Chains of Theories and Companionability
A paper written with Özcan Kasal.
Version of June 2, 2014 [12 pages, size A4], edited in response to a referee's report (and accepted, March 2015, for publication in the Proceedings of the American Mathematical Society). The main changes are:
- Most of the proof of Theorem 6 is now the proof of a lemma of Kolchin cited by León Sánchez.
- The old Theorem 7 is now just a Proposition; therefore the old Theorem 8 is now Theorem 7.
Version of March 12, 2013 [submitted May 15, 2013]; 16 pages of size A5. (The ArXiv version, arXiv:1303.6759 [math.LO], is the same, but on A4 paper.)

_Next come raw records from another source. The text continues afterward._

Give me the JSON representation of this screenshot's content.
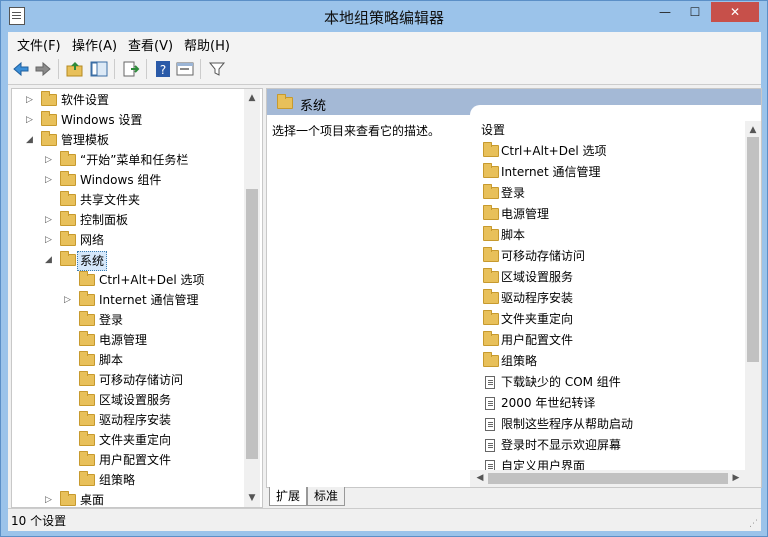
{
  "window": {
    "title": "本地组策略编辑器",
    "min_glyph": "—",
    "max_glyph": "☐",
    "close_glyph": "✕"
  },
  "menu": [
    "文件(F)",
    "操作(A)",
    "查看(V)",
    "帮助(H)"
  ],
  "toolbar": {
    "icons": [
      "back-arrow-icon",
      "forward-arrow-icon",
      "up-folder-icon",
      "show-tree-icon",
      "export-list-icon",
      "help-icon",
      "properties-icon",
      "filter-icon"
    ]
  },
  "tree": [
    {
      "label": "软件设置",
      "arrow": "▷"
    },
    {
      "label": "Windows 设置",
      "arrow": "▷"
    },
    {
      "label": "管理模板",
      "arrow": "◢"
    },
    {
      "label": "“开始”菜单和任务栏",
      "arrow": "▷"
    },
    {
      "label": "Windows 组件",
      "arrow": "▷"
    },
    {
      "label": "共享文件夹",
      "arrow": ""
    },
    {
      "label": "控制面板",
      "arrow": "▷"
    },
    {
      "label": "网络",
      "arrow": "▷"
    },
    {
      "label": "系统",
      "arrow": "◢"
    },
    {
      "label": "Ctrl+Alt+Del 选项",
      "arrow": ""
    },
    {
      "label": "Internet 通信管理",
      "arrow": "▷"
    },
    {
      "label": "登录",
      "arrow": ""
    },
    {
      "label": "电源管理",
      "arrow": ""
    },
    {
      "label": "脚本",
      "arrow": ""
    },
    {
      "label": "可移动存储访问",
      "arrow": ""
    },
    {
      "label": "区域设置服务",
      "arrow": ""
    },
    {
      "label": "驱动程序安装",
      "arrow": ""
    },
    {
      "label": "文件夹重定向",
      "arrow": ""
    },
    {
      "label": "用户配置文件",
      "arrow": ""
    },
    {
      "label": "组策略",
      "arrow": ""
    },
    {
      "label": "桌面",
      "arrow": "▷"
    }
  ],
  "right": {
    "header_title": "系统",
    "description": "选择一个项目来查看它的描述。",
    "column_header": "设置",
    "folders": [
      "Ctrl+Alt+Del 选项",
      "Internet 通信管理",
      "登录",
      "电源管理",
      "脚本",
      "可移动存储访问",
      "区域设置服务",
      "驱动程序安装",
      "文件夹重定向",
      "用户配置文件",
      "组策略"
    ],
    "policies": [
      "下载缺少的 COM 组件",
      "2000 年世纪转译",
      "限制这些程序从帮助启动",
      "登录时不显示欢迎屏幕",
      "自定义用户界面"
    ]
  },
  "tabs": [
    "扩展",
    "标准"
  ],
  "status": {
    "text": "10 个设置"
  },
  "scroll_glyphs": {
    "up": "▲",
    "down": "▼",
    "left": "◀",
    "right": "▶"
  }
}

Abstract: The theory of fields that are equipped with a countably infinite family of commuting derivations is not companionable; but if the axiom is added whereby the characteristic of the fields is zero, then the resulting theory is companionable. Each of these two theories is the union of a chain of companionable theories. In the case of characteristic zero, the model-companions of the theories in the chain form another chain, whose union is therefore the model-companion of the union of the original chain. However, in a signature with predicates, in all finite numbers of arguments, for linear dependence of vectors, the two-sorted theory of vector-spaces with their scalar-fields is companionable, and it is the union of a chain of companionable theories, but the model-companions of the theories in the chain are mutually inconsistent. Finally, the union of a chain of non-companionable theories may be companionable.
Version of February 25, 2013; 11 pages of size A4.